Visual attention, tracking, and indexing
The research we do in this laboratory seeks to understand the basic processes that are involved when people focus their attention on some visual scene, and particularly when they must focus attention on several things at once. The methods we have developed over the past decade include a novel experimental technique, called multiple object tracking (MOT), that has revealed some unexpected findings concerning the processes involved when people track moving things. In MOT, people are shown about 8 randomly-moving identical elements on a video screen. About 4 of them are made to be briefly distinct, usually by flashing them on and off. Then the task is to keep track of these 4 items, that are now identical to the rest of the 8 items on the screen, as they move randomly in random but enmeshed paths. At the end of a short period of time the items stop moving and you have to select which ones had been the designated “targets”. Although this task sounds very difficult, very few students fail to do it: most find it easy. The question is: How do they do it? Given what is known about what is called “focal attention” how is it possible to keep track of 4 (and maybe 5) such moving items? Most people believe that we can only really attend to one thing at a time.
The question this raises has turned out to have deep and far reaching implications because we do not know exactly how it is done and because there is a lot about the task that is surprising. For example, people keep right on tracking even when the targets disappear behind a visual “post” and come out the other side. And if they come out the other side with a different shape or color, people don’t even notice and it has no bearing on how well they do the tracking task. Even as they track the four items they soon lose track of which one is which (if they had labels on them at the beginning, these are soon forgotten). It also seems that notwithstanding how hard this task feels, you can easily do a second task at the same time (so long as you don’t have to make a response while tracking). As you might expect, you find it easier to see a small dot that is flashed on a target than on one of the "nontargets" that you are ignoring. But if it is flickered somewhere between two targets it does not help. And the moving items that you are ignoring are not entirely ignored because you find it harder to see a small dot appear on those items than elsewhere (we say they are “inhibited”). But there are even more surprises: You can track “things” even if the things are superimposed and not moving around in space, but just changing their appearance in a continuous manner.

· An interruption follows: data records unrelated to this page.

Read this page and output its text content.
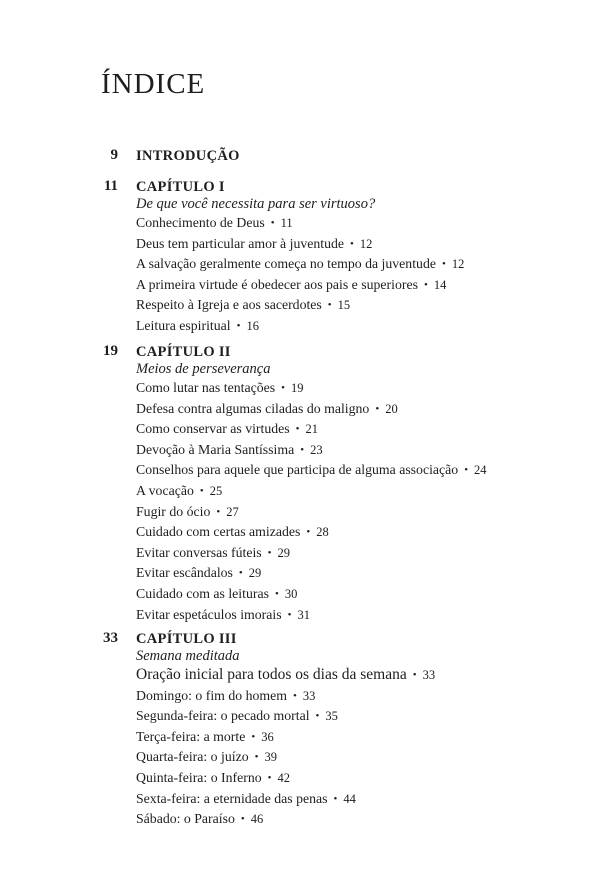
ÍNDICE
9 INTRODUÇÃO
11 CAPÍTULO I
De que você necessita para ser virtuoso?
Conhecimento de Deus • 11
Deus tem particular amor à juventude • 12
A salvação geralmente começa no tempo da juventude • 12
A primeira virtude é obedecer aos pais e superiores • 14
Respeito à Igreja e aos sacerdotes • 15
Leitura espiritual • 16
19 CAPÍTULO II
Meios de perseverança
Como lutar nas tentações • 19
Defesa contra algumas ciladas do maligno • 20
Como conservar as virtudes • 21
Devoção à Maria Santíssima • 23
Conselhos para aquele que participa de alguma associação • 24
A vocação • 25
Fugir do ócio • 27
Cuidado com certas amizades • 28
Evitar conversas fúteis • 29
Evitar escândalos • 29
Cuidado com as leituras • 30
Evitar espetáculos imorais • 31
33 CAPÍTULO III
Semana meditada
Oração inicial para todos os dias da semana • 33
Domingo: o fim do homem • 33
Segunda-feira: o pecado mortal • 35
Terça-feira: a morte • 36
Quarta-feira: o juízo • 39
Quinta-feira: o Inferno • 42
Sexta-feira: a eternidade das penas • 44
Sábado: o Paraíso • 46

So if you look at a pattern of transparent bars superimposed on another pattern of colored bars, and if both are changing smoothly in such things as the size of the bars and their angle and color, you can track one of these transparent “objects” as distinct from the other and tell which one was which at the end of the trial. You can track things that move in "property space" as opposed to real space!
This work (and other kinds of experiments not mentioned) has led to a theory called the Visual Index Theory (and known affectionately to its friends as FINST theory, for historical reasons that are not worth mentioning). FINST theory has some pretty radical things to say about how we connect our visual perceptions with things in the world, but it would take a long time to draw this out (and it has been done better in publications, including a fairly accessible one in the magazine Trends in Cognitive Science. The article can be accessed at: TICS-reprint.pdf.
But what makes these discoveries even more fascinating is the way they mesh with some fairly old and deep philosophical questions concerning what an individual, a single "thing" or "object," is and how we can pick out and “refer” to individual things even without knowing anything about them (including where they are located). This form of reference is called “deictic” or “indexical” or "demonstrative.” The latter comes from the name of certain pronouns (called “demonstratives”) such as “this” or “that” (that are also of interest to linguists). Even people working on robots are interested in this kind of reference since a robot should be able to function without knowing all about the environment it is in – it should be able to think such thoughts as “‘this’ thing is straight ahead of me so I need to go around it” (where the demonstrative “this” carries no information about what it is or even where it is, except that it is “in front of me” which also carries no information outside of the context where the thought occurred)!
In that respect this research program is an ideal illustration of the cross-disciplinary nature of research in cognitive science.